Politique › Judiciaire

Cour Suprême : des magistrats formés au contrôle externe des finances publiques

Yaoundé le 16 avril 2018. Ouverture de la formation des magistrats de la Cour suprême organisée en partenariat avec l'Union européenne. ©Droits réservés

Ladite formation, organisée avec l’appui de l’Union européenne, vise à renforcer les compétences des magistrats de la Chambre des comptes en matière d’investigation.

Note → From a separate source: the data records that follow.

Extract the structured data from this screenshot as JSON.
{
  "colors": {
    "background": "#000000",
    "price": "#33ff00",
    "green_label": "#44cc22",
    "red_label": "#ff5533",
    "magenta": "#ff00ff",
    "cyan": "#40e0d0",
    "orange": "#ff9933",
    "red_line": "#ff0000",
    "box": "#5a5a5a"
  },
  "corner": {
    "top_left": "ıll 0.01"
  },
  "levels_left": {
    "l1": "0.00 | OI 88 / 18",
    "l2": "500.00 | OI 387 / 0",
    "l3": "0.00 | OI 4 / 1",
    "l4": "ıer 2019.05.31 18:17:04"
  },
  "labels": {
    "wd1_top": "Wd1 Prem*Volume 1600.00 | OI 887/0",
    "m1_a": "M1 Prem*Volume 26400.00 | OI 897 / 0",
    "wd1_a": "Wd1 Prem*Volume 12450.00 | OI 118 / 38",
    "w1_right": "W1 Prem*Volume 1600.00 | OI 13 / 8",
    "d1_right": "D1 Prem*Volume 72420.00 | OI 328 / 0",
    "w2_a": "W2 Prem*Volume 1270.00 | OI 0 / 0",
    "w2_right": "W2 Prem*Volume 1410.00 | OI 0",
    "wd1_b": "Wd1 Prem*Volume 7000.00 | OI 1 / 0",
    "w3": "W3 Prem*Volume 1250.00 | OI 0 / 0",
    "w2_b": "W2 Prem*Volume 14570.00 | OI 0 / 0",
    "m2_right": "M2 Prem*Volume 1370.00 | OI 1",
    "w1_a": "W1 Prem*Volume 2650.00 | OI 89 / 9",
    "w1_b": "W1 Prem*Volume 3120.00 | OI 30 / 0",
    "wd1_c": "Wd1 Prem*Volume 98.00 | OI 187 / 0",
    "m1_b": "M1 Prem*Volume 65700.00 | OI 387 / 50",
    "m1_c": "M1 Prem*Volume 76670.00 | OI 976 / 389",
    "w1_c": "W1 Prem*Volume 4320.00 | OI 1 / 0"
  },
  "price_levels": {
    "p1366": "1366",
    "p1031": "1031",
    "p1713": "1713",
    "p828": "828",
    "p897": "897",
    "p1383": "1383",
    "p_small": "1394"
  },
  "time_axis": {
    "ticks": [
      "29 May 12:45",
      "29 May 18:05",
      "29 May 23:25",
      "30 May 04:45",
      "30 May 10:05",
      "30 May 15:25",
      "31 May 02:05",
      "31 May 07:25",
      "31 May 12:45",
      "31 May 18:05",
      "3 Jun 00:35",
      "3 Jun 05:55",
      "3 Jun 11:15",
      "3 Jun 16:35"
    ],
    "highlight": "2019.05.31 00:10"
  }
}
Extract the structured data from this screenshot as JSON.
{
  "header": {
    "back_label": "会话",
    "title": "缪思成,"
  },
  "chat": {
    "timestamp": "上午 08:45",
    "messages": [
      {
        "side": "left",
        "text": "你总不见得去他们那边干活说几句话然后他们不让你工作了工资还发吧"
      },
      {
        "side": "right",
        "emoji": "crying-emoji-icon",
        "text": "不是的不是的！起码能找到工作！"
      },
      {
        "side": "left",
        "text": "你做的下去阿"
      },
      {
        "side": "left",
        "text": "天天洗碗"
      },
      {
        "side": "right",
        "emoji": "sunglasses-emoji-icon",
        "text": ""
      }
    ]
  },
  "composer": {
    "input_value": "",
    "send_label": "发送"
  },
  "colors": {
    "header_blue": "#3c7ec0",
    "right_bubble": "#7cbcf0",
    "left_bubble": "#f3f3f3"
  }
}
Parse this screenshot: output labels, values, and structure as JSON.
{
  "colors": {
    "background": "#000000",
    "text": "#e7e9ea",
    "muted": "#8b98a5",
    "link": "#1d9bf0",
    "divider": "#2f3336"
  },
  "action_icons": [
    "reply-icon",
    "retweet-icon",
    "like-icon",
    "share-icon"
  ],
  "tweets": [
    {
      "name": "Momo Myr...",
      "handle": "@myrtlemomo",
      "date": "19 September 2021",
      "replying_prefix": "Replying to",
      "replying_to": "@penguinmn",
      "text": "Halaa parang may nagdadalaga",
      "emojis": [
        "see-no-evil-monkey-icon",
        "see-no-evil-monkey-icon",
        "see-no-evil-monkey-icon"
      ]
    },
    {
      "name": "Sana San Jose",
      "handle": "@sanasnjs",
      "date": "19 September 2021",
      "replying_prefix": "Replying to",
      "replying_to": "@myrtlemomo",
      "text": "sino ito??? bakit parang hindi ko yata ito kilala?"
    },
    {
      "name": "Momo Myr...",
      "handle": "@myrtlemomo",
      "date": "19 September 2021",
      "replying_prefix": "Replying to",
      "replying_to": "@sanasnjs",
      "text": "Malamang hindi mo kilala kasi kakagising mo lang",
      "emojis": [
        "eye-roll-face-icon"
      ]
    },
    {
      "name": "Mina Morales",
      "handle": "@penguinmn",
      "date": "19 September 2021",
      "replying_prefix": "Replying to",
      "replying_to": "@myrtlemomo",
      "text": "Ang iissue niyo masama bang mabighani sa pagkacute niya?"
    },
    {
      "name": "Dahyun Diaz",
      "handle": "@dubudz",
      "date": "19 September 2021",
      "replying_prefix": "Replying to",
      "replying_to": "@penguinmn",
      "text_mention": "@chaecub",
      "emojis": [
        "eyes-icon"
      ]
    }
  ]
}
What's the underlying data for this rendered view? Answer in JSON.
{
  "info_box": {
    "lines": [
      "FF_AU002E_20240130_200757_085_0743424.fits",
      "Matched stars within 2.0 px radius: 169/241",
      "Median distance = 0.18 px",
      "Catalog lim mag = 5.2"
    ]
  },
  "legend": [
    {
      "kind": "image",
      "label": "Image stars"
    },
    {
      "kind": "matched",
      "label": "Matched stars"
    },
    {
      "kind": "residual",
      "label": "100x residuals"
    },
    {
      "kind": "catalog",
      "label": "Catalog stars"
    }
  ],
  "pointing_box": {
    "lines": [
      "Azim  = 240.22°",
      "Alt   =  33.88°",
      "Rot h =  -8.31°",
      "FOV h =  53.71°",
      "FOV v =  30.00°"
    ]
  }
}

Une soixantaine de magistrats de la Chambre des comptes de la Cour suprême du Cameroun se réunit à Yaoundé du 16 au 20 avril pour une formation sur le contrôle externe des finances publiques. Entendez par là, l’audit de la gestion des fonds publics par des juridictions financières.

«Cette formation répond d’abord à un besoin recommandé par les circonstances, à savoir l’arrivée dans la chambre de 35 jeunes magistrats et le renouvellement de l’effectif des magistrats à la Cour suprême. C’est un séminaire d’imprégnation pour ces nouveaux arrivants. C’est également un séminaire de recyclage au cours duquel il sera question d’aller en profondeur dans les techniques de certification», a indiqué le président de la Chambre des comptes, Marc Ateba Ombala.

La formation, qui est donnée par le magistrat français Francis Salsmann et son homologue tunisien Amor Tounaki, est centrée sur les techniques générales de contrôle, la norme Issai 100 – laquelle définit les principes fondamentaux du contrôle des finances publiques – et l’audit externe des institutions bancaires et financières…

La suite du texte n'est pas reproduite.